Мой вдохновенный и каверзный вопрос, естественно, подразумевал пушкинскую строчку «Над омраченным Петроградом». Антокольский зашевелился сразу во все стороны, как будто на него теперь вместо молний наросли злые углы, сразу много, и стал вдохновенно и красноречиво меня отчитывать, но сейчас я уже не помню, про что он тогда говорил, да это, наверное, и не так уж важно. Все были слегка пьяны, и жизнь была яркой и волшебной. В лучах ее магии я даже перестал замечать многочисленные морщины состарившегося Павлика из Цветаевской прозы, кажется, о Сонечке.
Но я не об Антокольском. О нем я написал лишь для того, чтобы перейти к следующему наблюдению.
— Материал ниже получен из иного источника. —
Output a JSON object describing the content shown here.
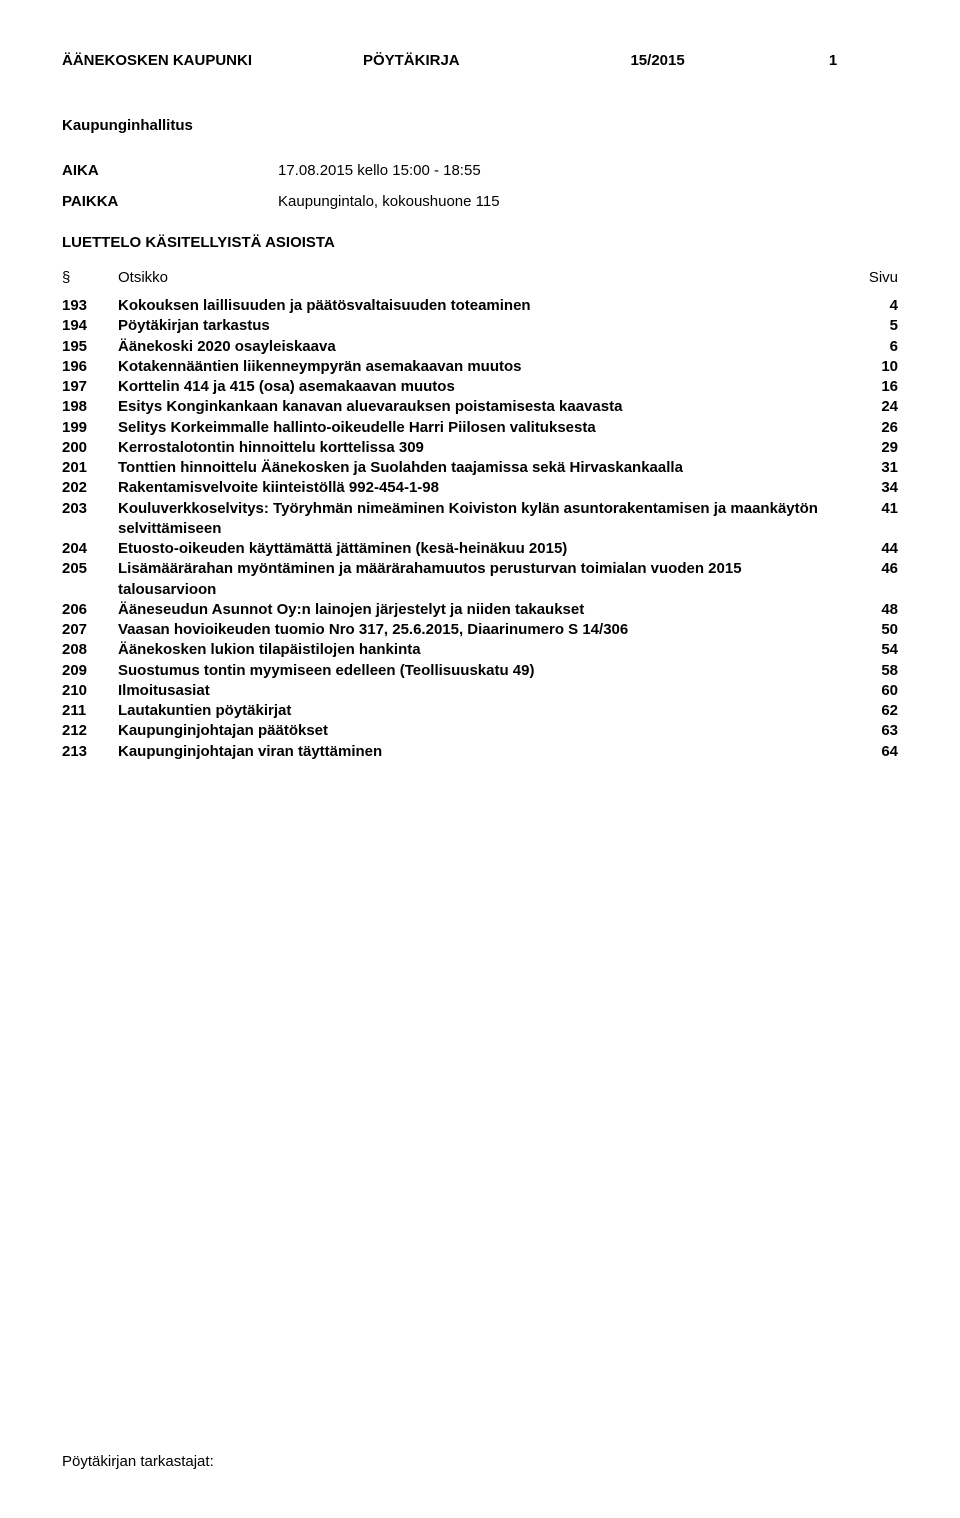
{
  "header": {
    "municipality": "ÄÄNEKOSKEN KAUPUNKI",
    "doc_type": "PÖYTÄKIRJA",
    "meeting_no": "15/2015",
    "page_no": "1"
  },
  "org_title": "Kaupunginhallitus",
  "meta": {
    "aika_label": "AIKA",
    "aika_value": "17.08.2015 kello 15:00 - 18:55",
    "paikka_label": "PAIKKA",
    "paikka_value": "Kaupungintalo, kokoushuone 115"
  },
  "luettelo_title": "LUETTELO KÄSITELLYISTÄ ASIOISTA",
  "toc_header": {
    "section": "§",
    "title": "Otsikko",
    "page": "Sivu"
  },
  "toc": [
    {
      "num": "193",
      "title": "Kokouksen laillisuuden ja päätösvaltaisuuden toteaminen",
      "page": "4"
    },
    {
      "num": "194",
      "title": "Pöytäkirjan tarkastus",
      "page": "5"
    },
    {
      "num": "195",
      "title": "Äänekoski 2020 osayleiskaava",
      "page": "6"
    },
    {
      "num": "196",
      "title": "Kotakennääntien liikenneympyrän asemakaavan muutos",
      "page": "10"
    },
    {
      "num": "197",
      "title": "Korttelin 414 ja 415 (osa) asemakaavan muutos",
      "page": "16"
    },
    {
      "num": "198",
      "title": "Esitys Konginkankaan kanavan aluevarauksen poistamisesta kaavasta",
      "page": "24"
    },
    {
      "num": "199",
      "title": "Selitys Korkeimmalle hallinto-oikeudelle Harri Piilosen valituksesta",
      "page": "26"
    },
    {
      "num": "200",
      "title": "Kerrostalotontin hinnoittelu korttelissa 309",
      "page": "29"
    },
    {
      "num": "201",
      "title": "Tonttien hinnoittelu Äänekosken ja Suolahden taajamissa sekä Hirvaskankaalla",
      "page": "31"
    },
    {
      "num": "202",
      "title": "Rakentamisvelvoite kiinteistöllä 992-454-1-98",
      "page": "34"
    },
    {
      "num": "203",
      "title": "Kouluverkkoselvitys: Työryhmän nimeäminen Koiviston kylän asuntorakentamisen ja maankäytön selvittämiseen",
      "page": "41"
    },
    {
      "num": "204",
      "title": "Etuosto-oikeuden käyttämättä jättäminen (kesä-heinäkuu 2015)",
      "page": "44"
    },
    {
      "num": "205",
      "title": "Lisämäärärahan myöntäminen ja määrärahamuutos perusturvan toimialan vuoden 2015 talousarvioon",
      "page": "46"
    },
    {
      "num": "206",
      "title": "Ääneseudun Asunnot Oy:n lainojen järjestelyt ja niiden takaukset",
      "page": "48"
    },
    {
      "num": "207",
      "title": "Vaasan hovioikeuden tuomio Nro 317, 25.6.2015, Diaarinumero S 14/306",
      "page": "50"
    },
    {
      "num": "208",
      "title": "Äänekosken lukion tilapäistilojen hankinta",
      "page": "54"
    },
    {
      "num": "209",
      "title": "Suostumus tontin myymiseen edelleen (Teollisuuskatu 49)",
      "page": "58"
    },
    {
      "num": "210",
      "title": "Ilmoitusasiat",
      "page": "60"
    },
    {
      "num": "211",
      "title": "Lautakuntien pöytäkirjat",
      "page": "62"
    },
    {
      "num": "212",
      "title": "Kaupunginjohtajan päätökset",
      "page": "63"
    },
    {
      "num": "213",
      "title": "Kaupunginjohtajan viran täyttäminen",
      "page": "64"
    }
  ],
  "footer": "Pöytäkirjan tarkastajat:"
}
Пока мы с ним препирались и суетились, выискивая аргументы и строчки, пока я взволнованно пытался дать понять, что мои стихи – лучшие в мире и даже смешно говорить еще о чем-то другом, когда я тут, – рядом с нами, стариком и юношей, все время стояла какая-то тихая свежесть, тихая тишина, словно в московскую богемную квартиру взяли да и вставили незаметный ручей или лужайку, или куст с птицей, которая молчит – или что-то в подобном роде. Тишина эта и ощущение тихого присутствия природы в ограниченном ее объеме исходили от молчащей Беллы. Она, казалось, стала невидимкой, ушла за кадр, и от нее шла и пульсировала эта природность свежего ветра, бегущего дождя или оброненной с ветки в траву мокрой груши. Но это все очень красивые сравнения. С таким же успехом я могу сказать, что это была тишина пня или кома глины – смена образа ничего не меняет.